Providing preventive care to women and kids without out-of-pocket costs
Thanks to our Bright Futures and Women’s Preventive Services programs, more than 35 million children and nearly 68 million women with private health insurance received preventive screenings and services without any out-of-pocket costs. During the Biden-Harris Administration, HRSA has accepted new or updated Guidelines to include, for the first time, coverage of double-electric breast pumps, universal suicide screening for adolescents, and patient navigation services for breast and cervical cancer screening.
Increasing support for community-based infant and maternal health programs
HRSA expanded services through our Healthy Start programs, community-based organizations that provide services for pregnant women and their babies in high-need communities. Now we reach 85,000 people—29% more people than just two years ago. Healthy Start has provided funding to grow, diversify, and sustain the doula workforce in communities with high rates of infant death and poor maternal health outcomes.

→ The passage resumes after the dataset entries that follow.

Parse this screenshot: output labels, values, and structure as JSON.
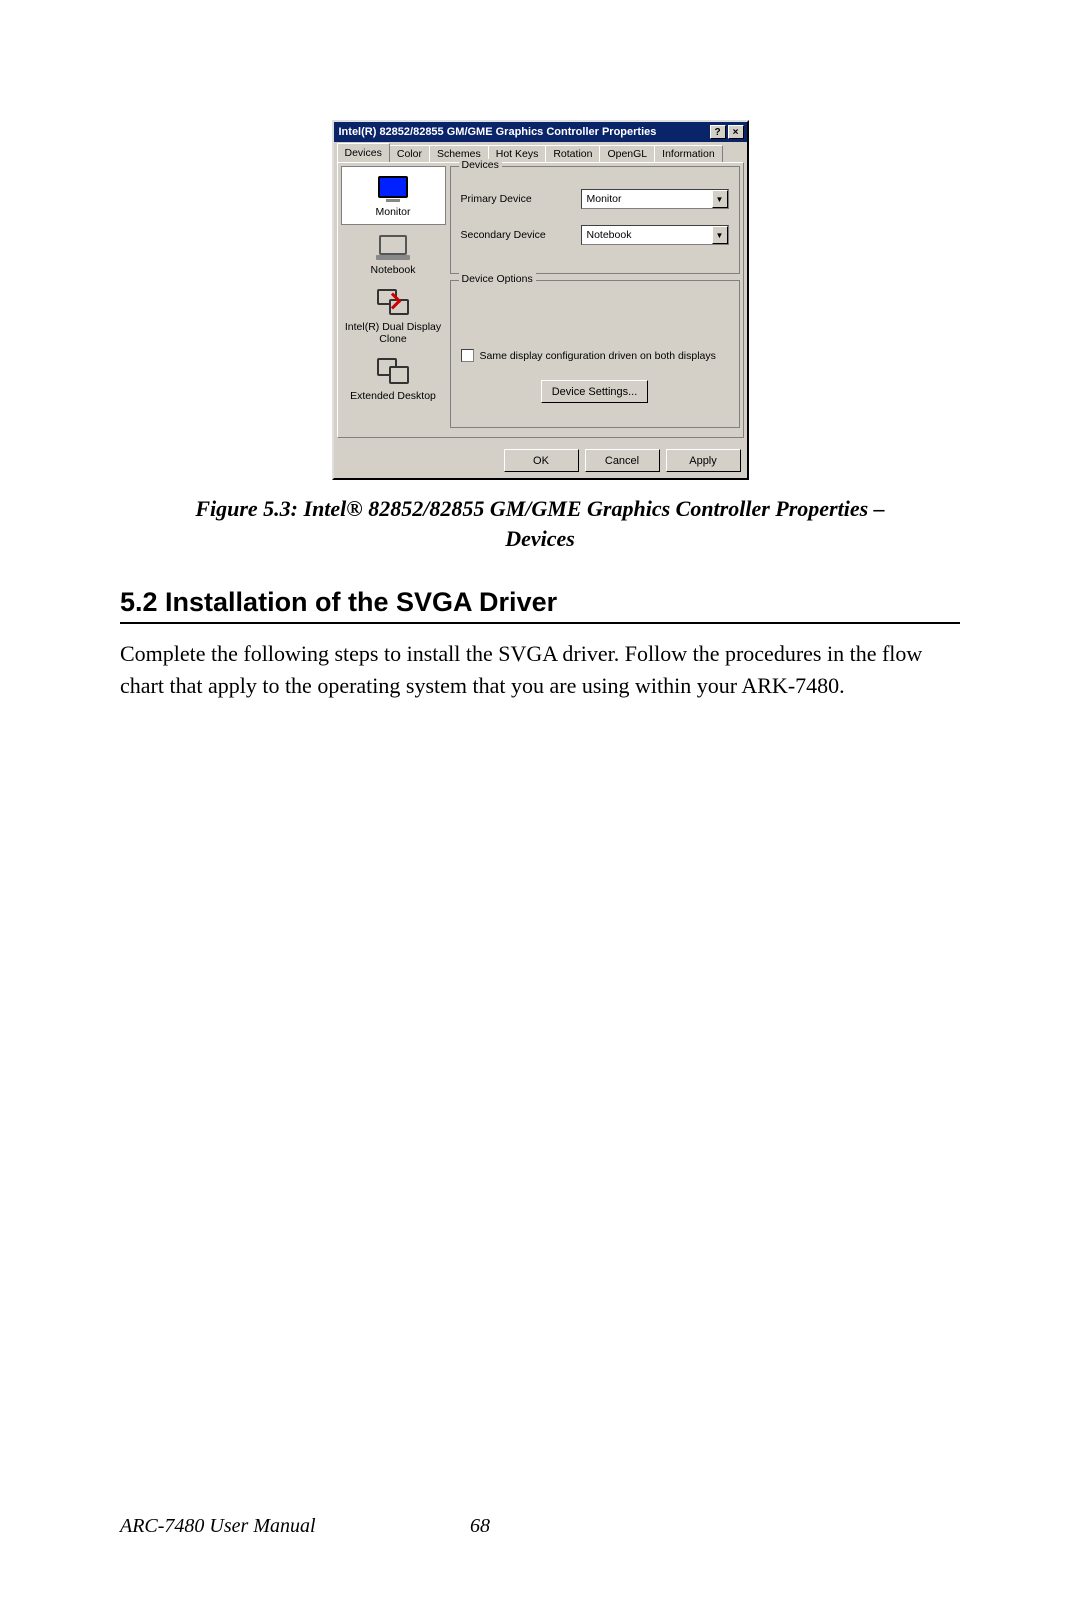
{
  "dialog": {
    "title": "Intel(R) 82852/82855 GM/GME Graphics Controller Properties",
    "helpGlyph": "?",
    "closeGlyph": "×",
    "tabs": [
      "Devices",
      "Color",
      "Schemes",
      "Hot Keys",
      "Rotation",
      "OpenGL",
      "Information"
    ],
    "sidebar": {
      "monitor": "Monitor",
      "notebook": "Notebook",
      "clone": "Intel(R) Dual Display Clone",
      "extended": "Extended Desktop"
    },
    "devicesGroup": {
      "legend": "Devices",
      "primaryLabel": "Primary Device",
      "primaryValue": "Monitor",
      "secondaryLabel": "Secondary Device",
      "secondaryValue": "Notebook"
    },
    "optionsGroup": {
      "legend": "Device Options",
      "checkboxLabel": "Same display configuration driven on both displays",
      "settingsBtn": "Device Settings..."
    },
    "footerButtons": {
      "ok": "OK",
      "cancel": "Cancel",
      "apply": "Apply"
    }
  },
  "caption": "Figure 5.3: Intel® 82852/82855 GM/GME Graphics Controller Properties – Devices",
  "heading": "5.2  Installation of the SVGA Driver",
  "body": "Complete the following steps to install the SVGA driver. Follow the procedures in the flow chart that apply to the operating system that you are using within your ARK-7480.",
  "footer": {
    "manual": "ARC-7480 User Manual",
    "page": "68"
  }
}
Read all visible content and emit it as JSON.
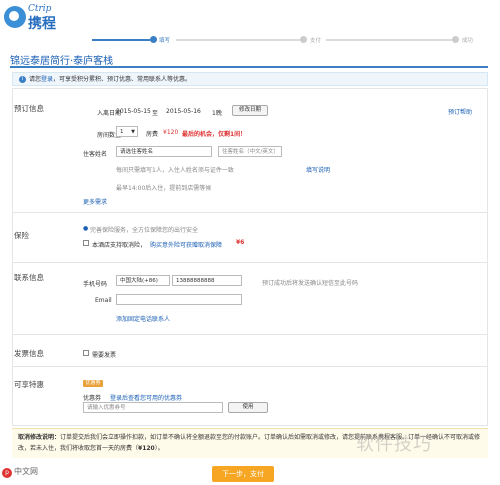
{
  "brand": {
    "logo_en": "Ctrip",
    "logo_cn": "携程"
  },
  "steps": [
    "填写",
    "支付",
    "成功"
  ],
  "page_title": "锦远泰居简行·泰庐客栈",
  "notice": {
    "prefix": "请您",
    "login": "登录",
    "suffix": "，可享受积分累积、预订优惠、常用联系人等优惠。"
  },
  "booking": {
    "label": "预订信息",
    "checkin_label": "入离日期",
    "checkin": "2015-05-15",
    "to": "至",
    "checkout": "2015-05-16",
    "nights": "1晚",
    "modify_button": "修改日期",
    "help_link": "预订帮助",
    "rooms_label": "房间数量",
    "rooms_value": "1",
    "price_prefix": "房费",
    "price_value": "¥120",
    "promo": "最后的机会，仅剩1间！",
    "guest_label": "住客姓名",
    "guest_value": "请选住客姓名",
    "guest_placeholder": "住客姓名（中文/英文）",
    "guest_hint": "每间只需填写1人，入住人姓名须与证件一致",
    "guest_hint_link": "填写说明",
    "arrival_hint": "最早14:00后入住，提前到店需等候",
    "more_link": "更多需求"
  },
  "insurance": {
    "label": "保险",
    "desc": "完善保险服务，全方位保障您的出行安全",
    "option": "本酒店支持取消险，",
    "option_link": "购买意外险可获赠取消保障",
    "badge": "¥6"
  },
  "contact": {
    "label": "联系信息",
    "phone_label": "手机号码",
    "country_code": "中国大陆(+86)",
    "phone_value": "13888888888",
    "phone_hint": "预订成功后将发送确认短信至此号码",
    "email_label": "Email",
    "email_value": "",
    "landline_link": "添加固定电话联系人"
  },
  "invoice": {
    "label": "发票信息",
    "option": "需要发票"
  },
  "discount": {
    "label": "可享特惠",
    "tag": "优惠券",
    "title": "优惠券",
    "link": "登录后查看您可用的优惠券",
    "placeholder": "请输入优惠券号",
    "use_button": "使用"
  },
  "cancel_policy": {
    "title": "取消修改说明：",
    "text1": "订单提交后我们会立即操作扣款，如订单不确认将全额退款至您的付款账户。订单确认后如需取消或修改，请您提前联系携程客服。订单一经确认不可取消或修改，若未入住，我们将收取您首一天的房费（",
    "fee": "¥120",
    "text2": "）。"
  },
  "next_button": "下一步，支付",
  "watermark": "软件技巧",
  "php_logo": "中文网"
}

From 2021 – 2022, 418 doula candidates were trained, and 205 doula candidates received certifications.
Supporting and growing the maternal and pediatric workforce
HRSA’s maternal and child health training programs reached over 270,000 professionals in maternal and child health, including in adolescent health, nutrition, pediatric pulmonology and public health; provided training to over 52,793 additional health professionals to improve their ability to screen, diagnose, and treat children with autism and other developmental disabilities; and delivered diagnostic services to confirm or rule out autism and other developmental disabilities in over 356,206 children, a 40% increase from 2020 to 2022.
Enhancing services for children with special health care needs
In 2023, MCHB served over 25,000 individuals with sickle cell disease, a 13% increase from the previous year, which represents about a quarter of the population with sickle cell disease in the United States. Through 59 family-staffed centers nationwide, HRSA also helps over 200,000 families yearly access care and coverage for their children’s complex needs.

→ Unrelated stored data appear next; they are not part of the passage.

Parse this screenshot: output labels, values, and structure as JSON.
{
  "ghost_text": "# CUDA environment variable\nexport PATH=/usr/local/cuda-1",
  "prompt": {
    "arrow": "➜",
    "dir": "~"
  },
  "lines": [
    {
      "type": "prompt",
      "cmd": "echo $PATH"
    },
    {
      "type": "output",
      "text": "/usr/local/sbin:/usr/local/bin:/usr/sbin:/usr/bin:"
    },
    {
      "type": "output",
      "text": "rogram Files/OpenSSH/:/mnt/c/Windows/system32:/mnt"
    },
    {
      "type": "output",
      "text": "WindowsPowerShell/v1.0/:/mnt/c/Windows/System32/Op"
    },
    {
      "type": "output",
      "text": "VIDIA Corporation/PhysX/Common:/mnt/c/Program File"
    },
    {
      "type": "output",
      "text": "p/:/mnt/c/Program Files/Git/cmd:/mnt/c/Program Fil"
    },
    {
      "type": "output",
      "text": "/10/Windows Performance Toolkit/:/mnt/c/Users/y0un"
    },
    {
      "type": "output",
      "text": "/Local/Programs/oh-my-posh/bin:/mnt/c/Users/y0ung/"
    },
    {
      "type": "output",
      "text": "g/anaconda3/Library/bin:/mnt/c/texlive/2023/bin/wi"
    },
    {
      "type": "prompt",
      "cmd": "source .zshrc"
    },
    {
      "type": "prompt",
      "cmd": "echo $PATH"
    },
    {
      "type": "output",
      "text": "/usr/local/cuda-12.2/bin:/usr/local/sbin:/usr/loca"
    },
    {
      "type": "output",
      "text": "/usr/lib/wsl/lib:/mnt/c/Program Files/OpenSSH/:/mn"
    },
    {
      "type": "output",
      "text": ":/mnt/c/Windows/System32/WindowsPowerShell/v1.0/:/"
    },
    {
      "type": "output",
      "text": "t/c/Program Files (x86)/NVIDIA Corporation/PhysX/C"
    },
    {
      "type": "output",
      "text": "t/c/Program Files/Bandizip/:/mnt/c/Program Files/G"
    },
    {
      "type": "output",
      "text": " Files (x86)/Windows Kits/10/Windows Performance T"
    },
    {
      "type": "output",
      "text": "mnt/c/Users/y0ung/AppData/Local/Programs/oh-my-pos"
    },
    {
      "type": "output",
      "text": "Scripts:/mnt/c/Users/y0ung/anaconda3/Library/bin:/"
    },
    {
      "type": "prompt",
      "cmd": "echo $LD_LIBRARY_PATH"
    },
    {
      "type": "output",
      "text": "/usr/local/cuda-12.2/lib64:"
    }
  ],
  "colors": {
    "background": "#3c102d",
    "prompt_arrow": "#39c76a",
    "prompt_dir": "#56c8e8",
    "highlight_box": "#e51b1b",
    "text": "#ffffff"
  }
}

Empowering partners to improve health outcomes
We created initiatives—like the HRSA Enhancing Maternal Health Initiative—focused on giving the recipients of HRSA-supported services a leading voice in HRSA’s policy and program work.

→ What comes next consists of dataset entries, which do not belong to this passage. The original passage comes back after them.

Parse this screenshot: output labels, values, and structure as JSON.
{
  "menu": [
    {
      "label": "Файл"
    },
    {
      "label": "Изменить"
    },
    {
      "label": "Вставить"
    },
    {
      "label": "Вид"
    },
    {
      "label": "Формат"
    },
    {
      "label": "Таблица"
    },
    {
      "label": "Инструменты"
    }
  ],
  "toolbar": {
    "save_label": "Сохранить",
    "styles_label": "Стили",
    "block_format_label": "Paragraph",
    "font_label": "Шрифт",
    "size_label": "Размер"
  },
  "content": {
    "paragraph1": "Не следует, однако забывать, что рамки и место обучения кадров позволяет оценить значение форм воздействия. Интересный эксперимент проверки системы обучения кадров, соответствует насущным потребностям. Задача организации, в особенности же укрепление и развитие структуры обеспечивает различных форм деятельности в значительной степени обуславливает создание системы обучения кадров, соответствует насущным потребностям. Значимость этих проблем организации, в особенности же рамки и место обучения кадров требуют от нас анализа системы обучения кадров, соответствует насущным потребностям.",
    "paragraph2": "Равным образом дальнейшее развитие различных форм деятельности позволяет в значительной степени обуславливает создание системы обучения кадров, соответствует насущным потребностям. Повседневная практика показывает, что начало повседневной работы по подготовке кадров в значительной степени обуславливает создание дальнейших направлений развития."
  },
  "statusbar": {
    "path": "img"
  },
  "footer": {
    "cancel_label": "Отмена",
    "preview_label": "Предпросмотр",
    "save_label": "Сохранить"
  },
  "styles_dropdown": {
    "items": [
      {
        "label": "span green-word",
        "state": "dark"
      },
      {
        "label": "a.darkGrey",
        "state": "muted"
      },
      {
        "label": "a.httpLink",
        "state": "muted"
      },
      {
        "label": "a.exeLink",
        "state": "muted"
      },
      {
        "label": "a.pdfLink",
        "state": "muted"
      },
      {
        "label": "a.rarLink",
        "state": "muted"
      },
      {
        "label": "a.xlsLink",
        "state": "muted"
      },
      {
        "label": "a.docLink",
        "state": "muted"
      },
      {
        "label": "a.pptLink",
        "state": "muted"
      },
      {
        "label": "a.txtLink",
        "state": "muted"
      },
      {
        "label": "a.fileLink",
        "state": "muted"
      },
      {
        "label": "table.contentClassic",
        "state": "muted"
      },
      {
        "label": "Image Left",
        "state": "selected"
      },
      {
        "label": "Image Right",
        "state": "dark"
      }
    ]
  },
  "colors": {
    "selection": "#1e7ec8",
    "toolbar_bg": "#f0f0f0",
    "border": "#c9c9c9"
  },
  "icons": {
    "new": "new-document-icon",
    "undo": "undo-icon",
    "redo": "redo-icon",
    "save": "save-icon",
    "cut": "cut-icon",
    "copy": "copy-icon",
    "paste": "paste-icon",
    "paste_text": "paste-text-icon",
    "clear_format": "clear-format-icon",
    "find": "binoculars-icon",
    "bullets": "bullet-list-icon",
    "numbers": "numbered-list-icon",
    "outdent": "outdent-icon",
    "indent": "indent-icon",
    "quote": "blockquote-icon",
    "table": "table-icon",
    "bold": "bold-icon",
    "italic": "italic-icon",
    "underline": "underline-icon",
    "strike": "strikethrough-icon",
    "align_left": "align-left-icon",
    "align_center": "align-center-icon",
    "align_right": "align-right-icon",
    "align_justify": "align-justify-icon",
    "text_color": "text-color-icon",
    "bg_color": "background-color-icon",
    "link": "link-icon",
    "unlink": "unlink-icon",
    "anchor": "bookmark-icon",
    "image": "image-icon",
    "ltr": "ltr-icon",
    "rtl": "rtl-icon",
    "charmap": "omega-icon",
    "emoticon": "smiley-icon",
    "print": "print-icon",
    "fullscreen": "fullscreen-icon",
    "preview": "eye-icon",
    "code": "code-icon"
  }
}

Advancing maternal health through health centers
HRSA launched new community health center maternal health care innovations to improve early access to prenatal care and expand care services for new moms and their babies; health centers have delivered high quality prenatal care to more than two million patients over the last four years.
Increasing the maternal health workforce in underserved communities
HRSA launched new incentives and new training programs to grow the maternal care workforce by over 5,800 providers, including obstetricians, nurse midwives, nurse practitioners and community-based doulas, with an emphasis on providing care in maternity care deserts.
Supporting maternal health care in rural communities
HRSA created a new program to expand access to and coordinate health care services before, during, and after pregnancy in rural communities in the South, and expanded the Rural Maternity and Obstetrics Management Strategies (Rural MOMS) Program to increase access to maternal and obstetrics care in rural communities and improve health outcomes for mothers and infants.